RavenDB 4.0 Unsung HeroesField compression
I have been talking a lot about major features and making things visible and all sort of really cool things. What I haven’t been talking about is a lot of the work that has gone into the backend and all the stuff that isn’t sexy and bright. You probably don’t really care how the piping system in your house work, at least until the toilet doesn’t flush. A lot of the things that we did with RavenDB 4.0 is to look at all the pain points that we have run into and try to resolve them. This series of posts is meant to expose some of these hidden features. If we did our job right, you will never even know that these features exists, they are that good.
In RavenDB 3.x we had a feature called Document Compression.
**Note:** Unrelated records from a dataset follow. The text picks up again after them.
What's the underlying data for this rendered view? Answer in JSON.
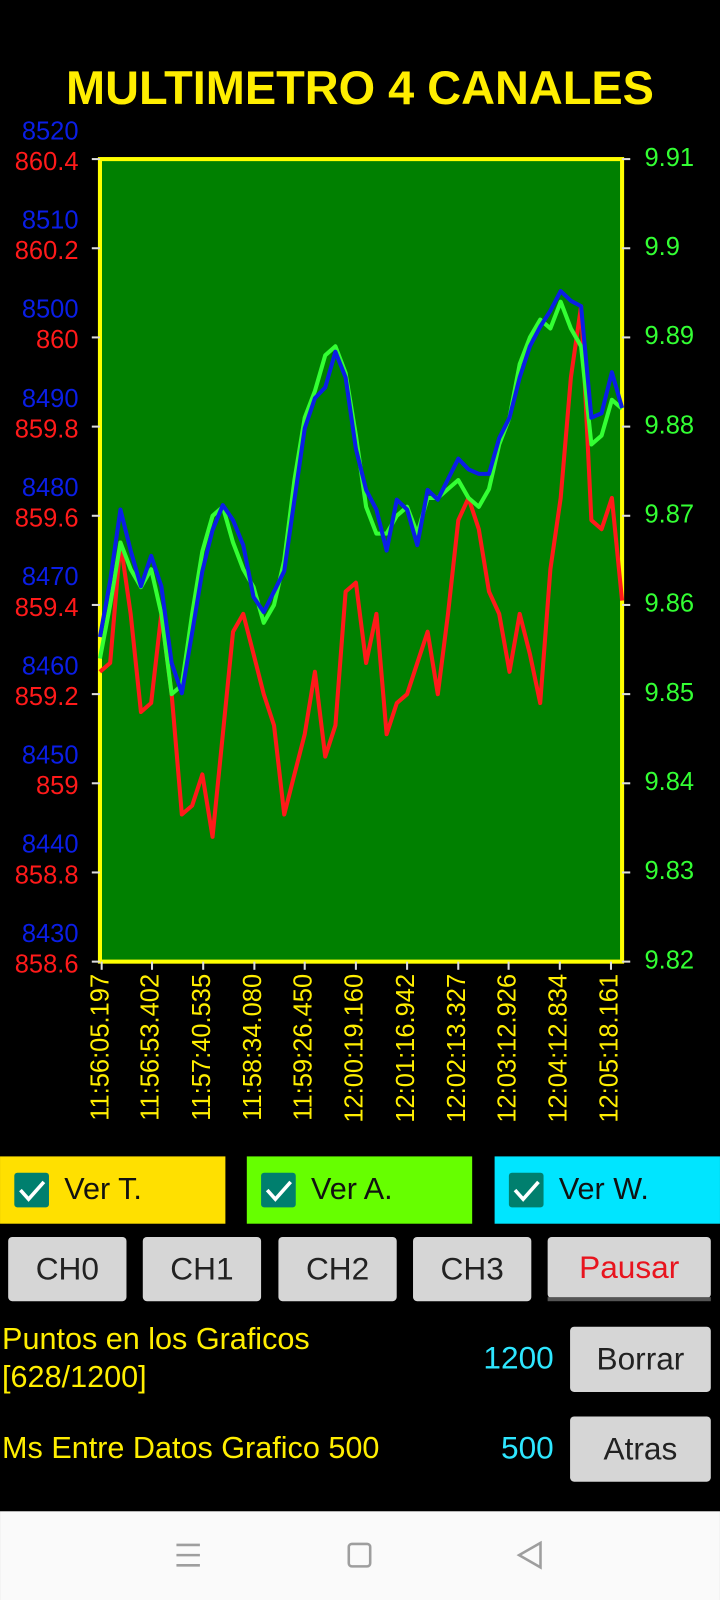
{
  "chart_data": {
    "type": "line",
    "title": "MULTIMETRO 4 CANALES",
    "x": [
      0,
      12,
      24,
      36,
      48,
      60,
      72,
      84,
      96,
      108,
      120,
      132,
      144,
      156,
      168,
      180,
      192,
      204,
      216,
      228,
      240,
      252,
      264,
      276,
      288,
      300,
      312,
      324,
      336,
      348,
      360,
      372,
      384,
      396,
      408,
      420,
      432,
      444,
      456,
      468,
      480,
      492,
      504,
      516,
      528,
      540,
      552,
      564,
      576,
      588,
      600,
      612
    ],
    "xlim": [
      0,
      612
    ],
    "xticks": [
      {
        "value": 2,
        "label": "11:56:05.197"
      },
      {
        "value": 61,
        "label": "11:56:53.402"
      },
      {
        "value": 121,
        "label": "11:57:40.535"
      },
      {
        "value": 181,
        "label": "11:58:34.080"
      },
      {
        "value": 240,
        "label": "11:59:26.450"
      },
      {
        "value": 300,
        "label": "12:00:19.160"
      },
      {
        "value": 360,
        "label": "12:01:16.942"
      },
      {
        "value": 420,
        "label": "12:02:13.327"
      },
      {
        "value": 479,
        "label": "12:03:12.926"
      },
      {
        "value": 539,
        "label": "12:04:12.834"
      },
      {
        "value": 599,
        "label": "12:05:18.161"
      }
    ],
    "series": [
      {
        "color": "#ff1a1a",
        "side": "left",
        "ylim": [
          858.6,
          860.4
        ],
        "yticks": [
          858.6,
          858.8,
          859,
          859.2,
          859.4,
          859.6,
          859.8,
          860,
          860.2,
          860.4
        ],
        "values": [
          859.25,
          859.27,
          859.54,
          859.38,
          859.16,
          859.18,
          859.38,
          859.2,
          858.93,
          858.95,
          859.02,
          858.88,
          859.11,
          859.34,
          859.38,
          859.29,
          859.2,
          859.13,
          858.93,
          859.02,
          859.11,
          859.25,
          859.06,
          859.13,
          859.43,
          859.45,
          859.27,
          859.38,
          859.11,
          859.18,
          859.2,
          859.27,
          859.34,
          859.2,
          859.38,
          859.59,
          859.64,
          859.57,
          859.43,
          859.38,
          859.25,
          859.38,
          859.29,
          859.18,
          859.48,
          859.64,
          859.91,
          860.07,
          859.59,
          859.57,
          859.64,
          859.41
        ]
      },
      {
        "color": "#33ff33",
        "side": "right",
        "ylim": [
          9.82,
          9.91
        ],
        "yticks": [
          9.82,
          9.83,
          9.84,
          9.85,
          9.86,
          9.87,
          9.88,
          9.89,
          9.9,
          9.91
        ],
        "values": [
          9.854,
          9.86,
          9.867,
          9.864,
          9.862,
          9.864,
          9.859,
          9.85,
          9.851,
          9.859,
          9.866,
          9.87,
          9.871,
          9.867,
          9.864,
          9.862,
          9.858,
          9.86,
          9.865,
          9.874,
          9.881,
          9.884,
          9.888,
          9.889,
          9.886,
          9.879,
          9.871,
          9.868,
          9.868,
          9.87,
          9.871,
          9.868,
          9.872,
          9.872,
          9.873,
          9.874,
          9.872,
          9.871,
          9.873,
          9.878,
          9.881,
          9.887,
          9.89,
          9.892,
          9.891,
          9.894,
          9.891,
          9.889,
          9.878,
          9.879,
          9.883,
          9.882
        ]
      },
      {
        "color": "#0a1ee6",
        "side": "left",
        "ylim": [
          8430,
          8520
        ],
        "yticks": [
          8430,
          8440,
          8450,
          8460,
          8470,
          8480,
          8490,
          8500,
          8510,
          8520
        ],
        "values": [
          8466.4,
          8472.7,
          8480.7,
          8476.1,
          8472.1,
          8475.5,
          8472.1,
          8463.5,
          8460.1,
          8466.9,
          8473.8,
          8478.4,
          8481.2,
          8479.5,
          8476.7,
          8470.9,
          8469.2,
          8471.5,
          8473.8,
          8481.8,
          8489.8,
          8493.2,
          8494.4,
          8498.4,
          8495.5,
          8487.5,
          8482.9,
          8480.7,
          8476.1,
          8481.8,
          8480.7,
          8476.7,
          8482.9,
          8481.8,
          8484.1,
          8486.4,
          8485.2,
          8484.7,
          8484.7,
          8488.7,
          8491,
          8495.5,
          8499,
          8501.2,
          8503,
          8505.2,
          8504.1,
          8503.5,
          8491,
          8491.5,
          8496.1,
          8492.1
        ]
      }
    ]
  },
  "checkboxes": [
    {
      "label": "Ver T.",
      "color": "#ffe000"
    },
    {
      "label": "Ver A.",
      "color": "#66ff00"
    },
    {
      "label": "Ver W.",
      "color": "#00e5ff"
    }
  ],
  "channel_buttons": [
    "CH0",
    "CH1",
    "CH2",
    "CH3"
  ],
  "pause_button": "Pausar",
  "points": {
    "label": [
      "Puntos en los Graficos",
      "[628/1200]"
    ],
    "value": "1200",
    "button": "Borrar"
  },
  "interval": {
    "label": "Ms Entre Datos Grafico 500",
    "value": "500",
    "button": "Atras"
  }
}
This allowed a user to save significant amount of space by having the documents stored in a compressed form on disk. If you had large documents, you could typically see significant space savings from enabling this feature. With RavenDB 4.0, we removed it completely. The reason is that we need to store documents in a way that allow us to load them and work with them in their raw form without any additional work. This is key for many optimizations that apply to RavenDB 4.0.
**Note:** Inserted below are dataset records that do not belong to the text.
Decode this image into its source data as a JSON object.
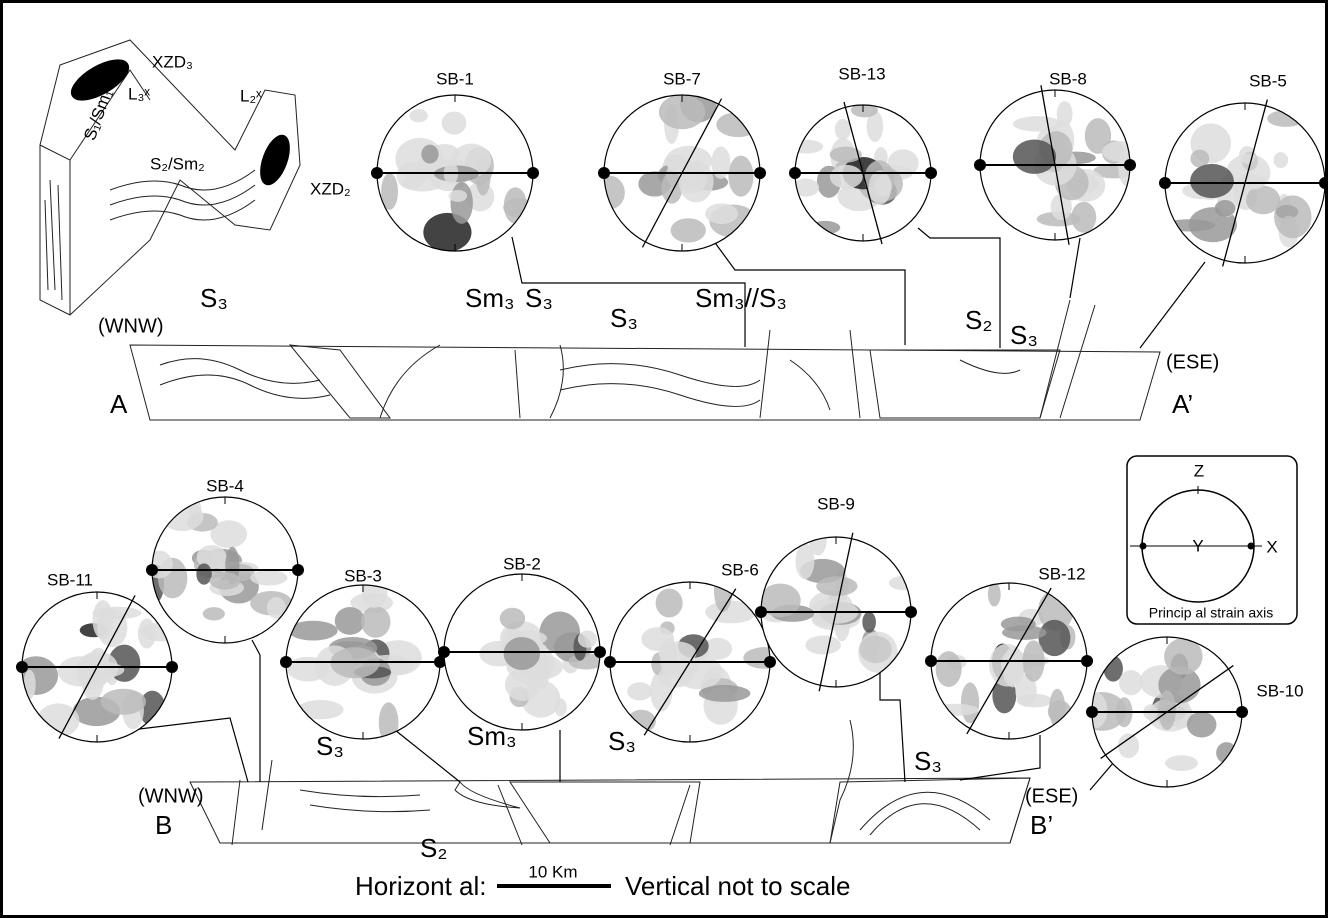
{
  "block_diagram": {
    "labels": [
      "XZD₃",
      "L₃ˣ",
      "L₂ˣ",
      "XZD₂",
      "S₂/Sm₂",
      "S₁/Sm₁"
    ]
  },
  "stereonets": [
    {
      "label": "SB-1"
    },
    {
      "label": "SB-7"
    },
    {
      "label": "SB-13"
    },
    {
      "label": "SB-8"
    },
    {
      "label": "SB-5"
    },
    {
      "label": "SB-4"
    },
    {
      "label": "SB-11"
    },
    {
      "label": "SB-3"
    },
    {
      "label": "SB-2"
    },
    {
      "label": "SB-6"
    },
    {
      "label": "SB-9"
    },
    {
      "label": "SB-12"
    },
    {
      "label": "SB-10"
    }
  ],
  "section_a": {
    "start": "A",
    "end": "A’",
    "west": "(WNW)",
    "east": "(ESE)",
    "labels": [
      "S₃",
      "Sm₃",
      "S₃",
      "S₃",
      "Sm₃//S₃",
      "S₂",
      "S₃"
    ]
  },
  "section_b": {
    "start": "B",
    "end": "B’",
    "west": "(WNW)",
    "east": "(ESE)",
    "labels": [
      "S₃",
      "Sm₃",
      "S₃",
      "S₃",
      "S₂"
    ]
  },
  "legend": {
    "z": "Z",
    "y": "Y",
    "x": "X",
    "caption": "Princip al strain axis"
  },
  "scale": {
    "horizontal": "Horizont al:",
    "bar": "10 Km",
    "vertical": "Vertical not to scale"
  }
}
However, that doesn’t mean that we gave up on compression entirely. Instead of compressing the whole document, which would require us to decompress any time that we wanted to do something to it, we selectively compress individual fields. Typically, large documents are large because they have either a few very large fields or a collection that contain many items. The blittable format used by RavenDB handles this in two ways. First, we don’t need to repeat field names every time, we store this once per document and we can compress large field values on the fly.
Take this blog for instance, a lot of the data inside it is actually stored in large text fields (blog posts, comments, etc). That means that when stored in RavenDB 4.0, we can take advantage of the field compression and reduce the amount of space we use. At the same time, because we are only compressing selected fields, it means that we can still work with the document natively. A trivial example would be to pull the recent blog post titles. we can fetch just these values (and since they are pretty small already, they wouldn’t be compressed) directly, and not have to touch the large text field that is the actual post contents.
Here is what this looks like in RavenDB 4.0 when I’m looking at the internal storage breakdown for all documents.
Even though I have been writing for over a decade, I don’t have enough posts yet to make a statistically meaningful difference, the total database sizes for both are 128MB.